Business Overview

Do you know those beautiful scenic ads, the ones where you tour the highways of Oregon?

Wouldn’t it be nice to have that as your job?

It would be on your own schedule, driving to your various stops when you like. And you only have to do it when you wish, about every month or so!

I list a lot of businesses that are “business operations, with employees, systems, etc. (as opposed to a job.) They are priced accordingly and can cost many hundreds of thousands of dollars.
But why not buy a “job”? Your own job, with your own choice of when and where to go? One in which you could go or not, if you want to take some time off.
And what if this job were stable and long lasting (i.e., decades of history?)
And what if it required only certain basic skills—metal cutting, packaging, driving?

This job pays well, and with an SBA loan it offers a strong return on investment.

Why not check it out? The owner has been enjoying a stable income for years, now maybe its your turn!

Financial

  • Asking Price: $135,111
  • Cash Flow: $70,866
  • Gross Revenue: $159,670
  • EBITDA: $70,866
  • FF&E: N/A
  • Inventory: $5,000
  • Inventory Included: Yes
  • Established: 1985

Detailed Information

  • Property Owned or Leased:N/A
  • Property Included:N/A
  • Building Square Footage:N/A
  • Lot Size:N/A
  • Total Number of Employees:1
  • Furniture, Fixtures and Equipment:N/A
About The Facility:

A new shop must be leased, approximately 24 x 35, 02 840 square feet. The new location can be located along the I-5 corridor for convenience to the delivery points.

Is Support & Training Included:

The Owner will provide 30 days of hands-on support, followed by 6 months of telephone and e-mail support.

Purpose For Selling:

Retirement

Pros and Cons:

This is an established route of display units, with excellent client loyalty.

Opportunities and Growth:

There are more potential display units to service throughout Oregon, it's just a matter of how much time and energy the new owner wants to put in. It should be possible to double the income.

Additional Info

The venture was founded in 1985, making the business 37 years old.
The transaction shall include inventory valued at $5,000, which is included in the listing price.

Why is the Current Owner Selling The Business?

There are all types of reasons why people decide to sell businesses. Nevertheless, the true factor vs the one they say to you might be 2 entirely different things. For instance, they may claim "I have way too many various responsibilities" or "I am retiring". For lots of sellers, these factors are valid. But, for some, these might just be excuses to attempt to hide the reality of altering demographics, increased competitors, recent reduction in revenues, or a variety of other reasons. This is why it is extremely vital that you not depend totally on a seller's word, however rather, use the seller's solution together with your general due diligence. This will repaint a more sensible image of the business's present circumstance.

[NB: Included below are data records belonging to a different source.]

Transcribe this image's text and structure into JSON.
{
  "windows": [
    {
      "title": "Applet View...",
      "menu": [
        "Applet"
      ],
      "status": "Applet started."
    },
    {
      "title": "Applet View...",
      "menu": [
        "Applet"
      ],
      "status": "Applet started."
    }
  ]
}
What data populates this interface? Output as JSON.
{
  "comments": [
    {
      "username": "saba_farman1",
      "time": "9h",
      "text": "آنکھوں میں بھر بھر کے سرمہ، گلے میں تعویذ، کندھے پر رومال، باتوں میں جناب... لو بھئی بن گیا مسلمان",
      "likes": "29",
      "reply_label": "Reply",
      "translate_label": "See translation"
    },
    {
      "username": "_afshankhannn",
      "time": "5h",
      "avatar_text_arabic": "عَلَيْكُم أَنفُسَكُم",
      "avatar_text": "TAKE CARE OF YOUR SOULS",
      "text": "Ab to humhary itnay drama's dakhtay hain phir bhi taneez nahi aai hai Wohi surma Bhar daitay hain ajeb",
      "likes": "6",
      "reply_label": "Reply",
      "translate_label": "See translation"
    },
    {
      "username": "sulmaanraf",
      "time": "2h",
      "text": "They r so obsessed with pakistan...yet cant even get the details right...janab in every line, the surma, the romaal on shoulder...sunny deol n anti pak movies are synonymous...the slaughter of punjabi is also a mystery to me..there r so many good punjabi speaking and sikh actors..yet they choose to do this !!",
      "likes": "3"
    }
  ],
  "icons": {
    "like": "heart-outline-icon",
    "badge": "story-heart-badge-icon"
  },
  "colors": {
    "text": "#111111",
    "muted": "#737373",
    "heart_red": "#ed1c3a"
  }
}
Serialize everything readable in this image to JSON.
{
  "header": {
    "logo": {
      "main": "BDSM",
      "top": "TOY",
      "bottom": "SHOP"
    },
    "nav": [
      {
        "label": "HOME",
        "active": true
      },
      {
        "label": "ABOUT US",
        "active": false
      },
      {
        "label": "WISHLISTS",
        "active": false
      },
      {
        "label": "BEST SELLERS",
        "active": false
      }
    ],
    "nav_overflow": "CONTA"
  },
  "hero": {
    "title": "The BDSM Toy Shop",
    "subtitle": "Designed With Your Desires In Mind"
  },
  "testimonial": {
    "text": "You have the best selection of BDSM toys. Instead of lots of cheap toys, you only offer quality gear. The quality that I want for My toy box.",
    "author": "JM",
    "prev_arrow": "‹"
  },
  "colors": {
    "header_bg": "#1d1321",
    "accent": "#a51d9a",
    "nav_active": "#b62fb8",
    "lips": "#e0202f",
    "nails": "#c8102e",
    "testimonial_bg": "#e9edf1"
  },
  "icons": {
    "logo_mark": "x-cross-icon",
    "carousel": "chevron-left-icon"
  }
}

Existing Debts and Future Obligations

If the existing business is in debt, which numerous businesses are, then you will certainly need to consider this when valuating/preparing your offer. Lots of operating businesses borrow money so as to cover things like stock, payroll, accounts payable, and so on. Bear in mind that occasionally this can imply that earnings margins are too thin. Many companies fall under a revolving door of taking loans as a way to pay back various other loans. Along with debts, there may additionally be future commitments to think about. There may be an outstanding lease on equipment or the building where the business resides. The business may have existing contracts with vendors that should be fulfilled or may cause charges if terminated early.

Understanding the Customer Base, Competition and Area Demographics

Exactly how do businesses in the area bring in new consumers? Many times, operating businesses have repeat customers, which create the core of their day-to-day profits. Specific elements such as brand-new competitors sprouting up around the area, road building, and personnel turn over can affect repeat consumers and negatively affect future revenues. One vital thing to think about is the placement of the business. Is it in an extremely trafficked shopping mall, or is it hidden from the main road? Clearly, the more people that see the business often, the better the opportunity to construct a returning customer base. A last thought is the basic location demographics. Is the business located in a largely populated city, or is it situated on the outskirts of town? Exactly how might the regional typical home income effect future revenue prospects?